Goals

Thursday, February 18, 2010

Today was a little better

I was again up almost all night with Davin. I've come to the conclusion that it's his cold. You know how when your sick you seem to feel sicker at night and first thing in the morning? I think it's the same with him and of course I'm still not feeling totally healthy. My lack of sleep has contributed to not being able to get better. Both those things have made everything so much more stressful then if I was just tired. Coughing with a baby screaming in your arms isn't fun. Either is having a sinus headache with baby screaming and a 3 year old asking every minute for a glass of milk.


I did have a little crying this morning due to sleep deprivation and sickness. I would have gone out, found a distraction, dumped one or both kids of some where, with some one, but I didn't have my van! I phoned Earl and tore a strip off him for that one today. He said "all you have to do is tell me you need it." I said "I shouldn't have to plan it retard!" He understands my frustration. I couldn't pack up take Davin for a drive to calm him, take Evan to the park (at least) to run him. I was trapped all week.

We went into Paradise Pets to pick up this months free bag of pet food tonight, so I'm feeling alittle better, at least I got out of the house. Work despite it being work is peaceful, I have fun there, I have people to talk to, an outlet for my pent up energy. I can pick a project and work alone, or I can chat it up with the great people who work there. I left a note for Adrian to put me on the schedule for March. I asked for 2 week nights a week and the full Sunday shift. We'll see how it goes, if its to much I can always cut back.

Earl took tomorrow off so I'm not facing the Davin brake down alone, just watch he'll go right to sleep, isn't that always the way it goes! He is also taking both kids all night and into the morning so I can just sleep. I'm making him do it for at least 2 nights in a row, and I think I'm going to take off in the afternoon sometime tomorrow, I need a brake and food for my Discovery party tomorrow.
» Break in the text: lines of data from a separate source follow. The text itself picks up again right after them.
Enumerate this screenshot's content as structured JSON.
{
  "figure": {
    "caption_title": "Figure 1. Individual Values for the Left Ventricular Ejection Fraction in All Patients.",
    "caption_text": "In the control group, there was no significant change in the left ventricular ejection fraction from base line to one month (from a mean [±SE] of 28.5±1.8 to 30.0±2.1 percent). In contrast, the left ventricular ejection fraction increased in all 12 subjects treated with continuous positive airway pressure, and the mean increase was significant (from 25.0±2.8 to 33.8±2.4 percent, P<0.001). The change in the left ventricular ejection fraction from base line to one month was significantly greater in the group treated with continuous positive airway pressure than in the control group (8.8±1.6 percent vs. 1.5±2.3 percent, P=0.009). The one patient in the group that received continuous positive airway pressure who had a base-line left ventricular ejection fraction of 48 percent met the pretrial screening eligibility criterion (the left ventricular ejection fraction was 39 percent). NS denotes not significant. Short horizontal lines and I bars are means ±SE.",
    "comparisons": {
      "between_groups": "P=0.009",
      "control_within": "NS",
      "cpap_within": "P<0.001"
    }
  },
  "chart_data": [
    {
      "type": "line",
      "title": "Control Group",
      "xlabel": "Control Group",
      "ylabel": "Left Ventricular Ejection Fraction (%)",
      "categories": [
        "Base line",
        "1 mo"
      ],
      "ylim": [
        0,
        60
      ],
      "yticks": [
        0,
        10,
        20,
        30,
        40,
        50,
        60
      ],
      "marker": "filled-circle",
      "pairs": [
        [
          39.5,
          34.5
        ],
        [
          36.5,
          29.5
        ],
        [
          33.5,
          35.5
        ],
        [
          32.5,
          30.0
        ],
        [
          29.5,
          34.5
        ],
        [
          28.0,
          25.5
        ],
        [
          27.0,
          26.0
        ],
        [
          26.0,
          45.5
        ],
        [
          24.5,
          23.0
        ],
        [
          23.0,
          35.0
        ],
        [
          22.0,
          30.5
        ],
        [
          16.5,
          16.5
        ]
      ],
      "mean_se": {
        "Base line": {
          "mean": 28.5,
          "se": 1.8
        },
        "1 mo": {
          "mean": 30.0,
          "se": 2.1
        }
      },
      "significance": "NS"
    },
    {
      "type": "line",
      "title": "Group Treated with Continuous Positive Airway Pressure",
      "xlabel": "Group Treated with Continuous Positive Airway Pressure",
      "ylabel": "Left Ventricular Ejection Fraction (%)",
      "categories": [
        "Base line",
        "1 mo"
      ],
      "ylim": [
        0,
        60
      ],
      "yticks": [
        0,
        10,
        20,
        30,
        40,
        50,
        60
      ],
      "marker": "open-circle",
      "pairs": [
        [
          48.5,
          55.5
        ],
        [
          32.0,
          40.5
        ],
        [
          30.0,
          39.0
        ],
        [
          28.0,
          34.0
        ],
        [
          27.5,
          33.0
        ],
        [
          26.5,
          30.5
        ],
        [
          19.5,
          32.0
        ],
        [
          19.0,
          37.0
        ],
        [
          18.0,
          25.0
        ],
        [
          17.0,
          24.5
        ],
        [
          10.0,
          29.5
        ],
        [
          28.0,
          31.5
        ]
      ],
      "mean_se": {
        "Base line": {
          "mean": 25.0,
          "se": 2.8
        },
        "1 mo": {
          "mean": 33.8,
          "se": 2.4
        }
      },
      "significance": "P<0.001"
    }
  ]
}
After the pet store we went for a little drive. I layed it all out for Earl. He brought up post partom, I'm almost positive that hormones aren't the case of my freak out this week. I was sick, tired beyond anything I've ever experienced, and I felt totally trapped with no outlet to depend on. No van to get out of the house, no way to dump my kids with some one and get away. I also told him I need some cash for entertainment. I wish I could go away for one week so he could get a sense of how hard it is to deal with screaming baby and entertain a 3 year old 5 days a week for 8 hours a day. I put it all down and said if he doesn't use some money at the end of the month to make things easier on me, I will go insane! Evan needs to go to preschool in the fall and we need to get him into some programs asap. I need the brake! I need some one else to think of something to do with him for a change, and he needs that energy outlet. Earl promised to get this stuff done when he gets his bonus at the end of the month. He said I could get a pair of jeans or something at the end of the month too, I told him flat out in disgust, I don't want anything like that, I need something to do you idiot! I just don't feel like I have FUN anymore, that all comes down to not doing anything!!!!

The day that money goes into the account I'm going to hold him to this, no backing out, no more excuses! If he even tries it, I'll knee him in the groin!!!!!